The solution to the equation [itex]0=\sqrt{3}x + e^x[/itex] can expressed in terms of the special function called the Lambert W function. Have a go at it; I'll supply help if you need it. Unfortunately, calculators don't have a W button like they do a sin button. This is the punchline to a joke. Question: What's the difference between an elementary function and a special function? Answer: an elementary is used so often that it's a button on a standard scientific calculator; a special function (for example, a Bessel function) often is used, but not so often that it's a button on a standard scientific calculator. Just as numerical algorithms are used to evaluate special functions, numerical algorithm are used to evaluate elementary function. We don't see this, because the numerical algorithms are hard-wired into our calculators. For example, to find [itex]sin(24.761)[/itex] (argument in radians), we just punch it into our cakculator. But what does the calculator do?
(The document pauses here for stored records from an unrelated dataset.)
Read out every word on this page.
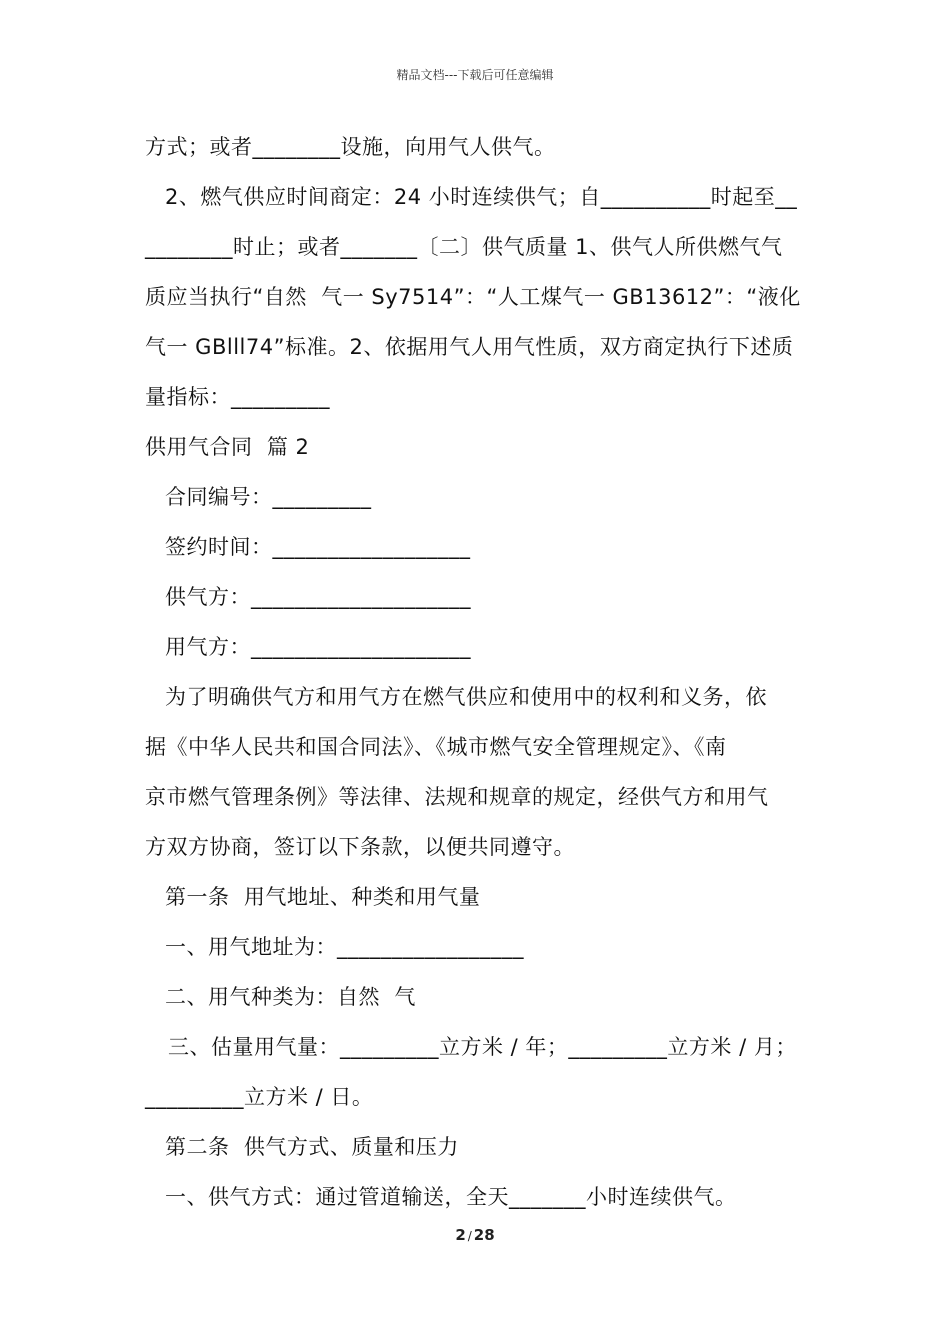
精品文档---下载后可任意编辑
方式；或者________设施，向用气人供气。
2、燃气供应时间商定：24 小时连续供气；自__________时起至__
________时止；或者_______〔二〕供气质量 1、供气人所供燃气气
质应当执行“自然  气一 Sy7514”：“人工煤气一 GB13612”：“液化
气一 GBlll74”标准。2、依据用气人用气性质，双方商定执行下述质
量指标：_________
供用气合同  篇 2
合同编号：_________
签约时间：__________________
供气方：____________________
用气方：____________________
为了明确供气方和用气方在燃气供应和使用中的权利和义务，依
据《中华人民共和国合同法》、《城市燃气安全管理规定》、《南
京市燃气管理条例》等法律、法规和规章的规定，经供气方和用气
方双方协商，签订以下条款，以便共同遵守。
第一条  用气地址、种类和用气量
一、用气地址为：_________________
二、用气种类为：自然  气
三、估量用气量：_________立方米 / 年；_________立方米 / 月；
_________立方米 / 日。
第二条  供气方式、质量和压力
一、供气方式：通过管道输送，全天_______小时连续供气。
2 / 28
It probably evalutes a suitable number of terms of [tex]sinx = x - \frac{x^3}{6} + \frac{x^5}{120} - \frac{x^7}{5040} + ...[/tex] Now, for [itex]x=24.761[/itex], this series doesn't coverge very quickly, so the calculator probably "knows" (via symmetry properties) stuff like [itex]sin(24.761) = -sin(0.371)[/itex] (approximately), which, for a given accuracy, allows for evaluation of fewer terms in the series. Back to the original question. The solution can also be solved using the method of successive approximations, which is fairly easy to do by hand on a calculator. This is how I found x. This was particularly easy to automate on old programmable calculators. Drawbacks: 1) a little more cumbersome (maybe) to implement on today's programmable calculators; 2) convergence isn't guaranteed. Finally, the W function is one of Maple's built-in functions.